Stroke Patient Story
Primary Stroke Center Certification Made a Difference
Susan Wahlmann peered through the dark at her alarm clock. It was only 5:30. Her husband, Michael, breathed quietly beside her. The November chill in her Rock Island house made her resist the urge to use the restroom, but she finally gave in. She crept out of bed and down the hall. She still had an hour and a half before she had to get up for the day. She hurried back to her warm bed, but as she tried to slide in, she realized that something was "really, really wrong." She couldn't get her right leg back onto the mattress. It had quit working.
When she tried to wake up Michael, she found her speech was gone, too. She shook him with her left hand.
Michael took one look and called 911. He had seen stroke symptoms years earlier in his father and suspected it now in his 39-year-old wife. Within minutes, the medics arrived, stabilized Susan for transport and drove her to Trinity Rock Island, a Primary Stroke Center as certified by The Joint Commission's Gold Seal of Approval™.
Trinity Was Standing By
Trinity's certification - earned by Trinity Moline and Bettendorf as well - means Trinity consistently achieves nationally recognized standards for outcomes and the timeframe in which it treats a stroke patient. The Primary Stroke Center certification is based on the recommendations published by the Brain Attack Coalition and the American Stroke Association's statements and guidelines for stroke care.
Following those guidelines, Trinity staff had already been placed on notice by an overhead "stroke alert" page that a possible stroke patient was coming in. Susan was met at the door and wheeled into a CT scanner. Lab techs, staff and physicians from different functional areas were also standing by.
Good thing. Tests showed Susan had suffered an ischemic stroke in which blood flow to her brain had been blocked by a clot on the left side. She faced difficult odds: stroke kills approximately one American every four minutes and often leaves survivors permanently disabled.
tPA, Surgery Required
By now, the right side of Susan's face was drooping and her speech was unintelligible. She says she remembers most of what happened though; she was always conscious.
"I remember hearing, 'Do tPA now!'" she says. "I could speak better immediately. Then I heard them say, 'Call Peoria.'"
The tissue plasminogen activator - or tPA, which helps dissolve clots and improve blood flow if given within three hours (and up to four and a half hours in certain eligible patients) - had been administered within one hour. Although Susan had responded well, she needed specialized neurosurgery to remove the clot.
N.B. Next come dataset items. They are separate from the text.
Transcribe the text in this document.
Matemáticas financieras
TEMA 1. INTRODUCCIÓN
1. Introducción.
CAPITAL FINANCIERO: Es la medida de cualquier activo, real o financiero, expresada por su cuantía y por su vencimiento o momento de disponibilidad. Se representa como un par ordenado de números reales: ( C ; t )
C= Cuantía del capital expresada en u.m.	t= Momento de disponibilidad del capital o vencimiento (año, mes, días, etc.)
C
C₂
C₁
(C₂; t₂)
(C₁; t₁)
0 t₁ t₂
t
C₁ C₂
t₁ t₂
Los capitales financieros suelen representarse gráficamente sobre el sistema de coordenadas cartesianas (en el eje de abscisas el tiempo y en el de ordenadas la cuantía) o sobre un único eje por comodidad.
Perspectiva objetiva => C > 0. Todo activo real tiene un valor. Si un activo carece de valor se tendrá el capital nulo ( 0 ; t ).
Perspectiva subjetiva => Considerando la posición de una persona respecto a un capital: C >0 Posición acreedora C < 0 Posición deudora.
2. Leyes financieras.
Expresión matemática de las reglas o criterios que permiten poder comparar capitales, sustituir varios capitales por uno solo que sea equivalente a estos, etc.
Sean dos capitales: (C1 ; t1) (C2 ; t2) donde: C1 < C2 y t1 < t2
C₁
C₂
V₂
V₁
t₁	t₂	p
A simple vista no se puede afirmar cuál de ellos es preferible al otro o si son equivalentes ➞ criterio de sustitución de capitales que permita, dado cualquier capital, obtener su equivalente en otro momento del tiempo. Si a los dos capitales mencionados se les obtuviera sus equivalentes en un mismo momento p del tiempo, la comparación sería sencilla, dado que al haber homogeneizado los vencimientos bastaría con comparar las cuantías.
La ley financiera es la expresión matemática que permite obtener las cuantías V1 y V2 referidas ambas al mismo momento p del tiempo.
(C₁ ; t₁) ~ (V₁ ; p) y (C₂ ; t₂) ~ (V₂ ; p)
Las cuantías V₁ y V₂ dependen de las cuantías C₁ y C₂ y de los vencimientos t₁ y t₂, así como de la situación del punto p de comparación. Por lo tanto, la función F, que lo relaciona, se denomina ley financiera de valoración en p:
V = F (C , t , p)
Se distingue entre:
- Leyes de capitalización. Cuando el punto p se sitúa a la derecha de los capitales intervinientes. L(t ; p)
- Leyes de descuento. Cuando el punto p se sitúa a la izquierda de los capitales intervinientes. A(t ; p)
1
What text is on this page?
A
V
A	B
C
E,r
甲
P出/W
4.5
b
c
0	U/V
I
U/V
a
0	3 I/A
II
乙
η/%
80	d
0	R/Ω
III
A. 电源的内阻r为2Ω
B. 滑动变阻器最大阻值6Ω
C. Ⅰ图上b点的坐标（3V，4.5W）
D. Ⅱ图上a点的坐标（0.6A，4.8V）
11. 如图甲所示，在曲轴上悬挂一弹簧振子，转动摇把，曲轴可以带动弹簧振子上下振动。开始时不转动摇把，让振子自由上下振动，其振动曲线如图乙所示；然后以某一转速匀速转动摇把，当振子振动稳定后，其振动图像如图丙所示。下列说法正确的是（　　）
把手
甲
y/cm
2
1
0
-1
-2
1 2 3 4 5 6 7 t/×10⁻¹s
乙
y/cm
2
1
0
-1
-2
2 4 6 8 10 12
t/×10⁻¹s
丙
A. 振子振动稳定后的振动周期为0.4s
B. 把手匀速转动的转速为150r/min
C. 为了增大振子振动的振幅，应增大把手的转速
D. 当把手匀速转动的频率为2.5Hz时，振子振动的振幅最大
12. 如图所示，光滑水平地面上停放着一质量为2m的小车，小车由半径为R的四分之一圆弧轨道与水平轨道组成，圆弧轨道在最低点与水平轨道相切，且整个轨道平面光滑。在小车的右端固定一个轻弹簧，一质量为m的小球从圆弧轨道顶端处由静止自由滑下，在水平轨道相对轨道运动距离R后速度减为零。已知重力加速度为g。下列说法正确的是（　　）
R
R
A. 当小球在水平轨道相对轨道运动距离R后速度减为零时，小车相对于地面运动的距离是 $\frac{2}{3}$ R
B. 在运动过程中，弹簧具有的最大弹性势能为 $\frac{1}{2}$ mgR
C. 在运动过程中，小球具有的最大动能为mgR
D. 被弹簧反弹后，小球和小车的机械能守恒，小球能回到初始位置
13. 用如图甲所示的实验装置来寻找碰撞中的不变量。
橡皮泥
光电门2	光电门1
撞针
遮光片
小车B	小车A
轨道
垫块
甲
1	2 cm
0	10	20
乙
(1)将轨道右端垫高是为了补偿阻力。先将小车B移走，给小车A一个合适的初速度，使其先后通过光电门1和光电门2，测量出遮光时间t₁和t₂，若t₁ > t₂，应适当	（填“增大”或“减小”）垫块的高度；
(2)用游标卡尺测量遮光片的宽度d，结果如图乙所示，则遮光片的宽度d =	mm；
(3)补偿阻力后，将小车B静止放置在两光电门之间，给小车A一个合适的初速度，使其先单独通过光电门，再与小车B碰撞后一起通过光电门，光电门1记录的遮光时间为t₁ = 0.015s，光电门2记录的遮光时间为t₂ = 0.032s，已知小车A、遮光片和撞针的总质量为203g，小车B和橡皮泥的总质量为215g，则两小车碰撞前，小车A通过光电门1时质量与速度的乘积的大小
She was flown to Peoria, and by 8 a.m. was being wheeled into the OR.
"Part of being a Primary Stroke Center is having relationships in place to get patients to the most appropriate level of care within the shortest amount of time," said Jodi Dykema, Trinity's Director of Neurological Services. "Sometimes that means treating then transporting. We've worked very hard to cultivate those relationships so that when minutes count, our patients don't have to second-guess where they go in an emergency. They can feel confident they will get the right care at the right time in the right place."
The Hardest Part
"By the time Michael got there, it was over," Susan says. "I had to lie completely still afterwards for six hours. I'm an active person. It was the hardest part."
At least it was the hardest part up till that moment. Once Susan had been transported back at Trinity for rehab, she says she learned what "hard" really meant.
"I was lucky," she says. "My stroke was caught immediately, and I was in great hospital. But I had serious problems. My face still drooped. My right side was weak. I had to learn how to walk and talk and even remember things again."
Susan credits Trinity physical, speech and occupational therapists with her recovery.
"They worked me so hard, but I kept up with them," she says. "I was determined to get back to work, to get my lifestyle back. They were a God-send."
After nearly five months - and countless word-find puzzles, physical exercises and other rehab activities - Susan returned to work as the Performing Arts and Arts-in-Education Director at Quad City Arts.
"I still forget words sometimes but my face doesn't droop anymore," she laughs. Susan says her laughter is a coping response when she can't recall a word or deliver a sentence perfectly. "Imagine where I'd be if not for the fast acting emergency team at Trinity. I'm so grateful!"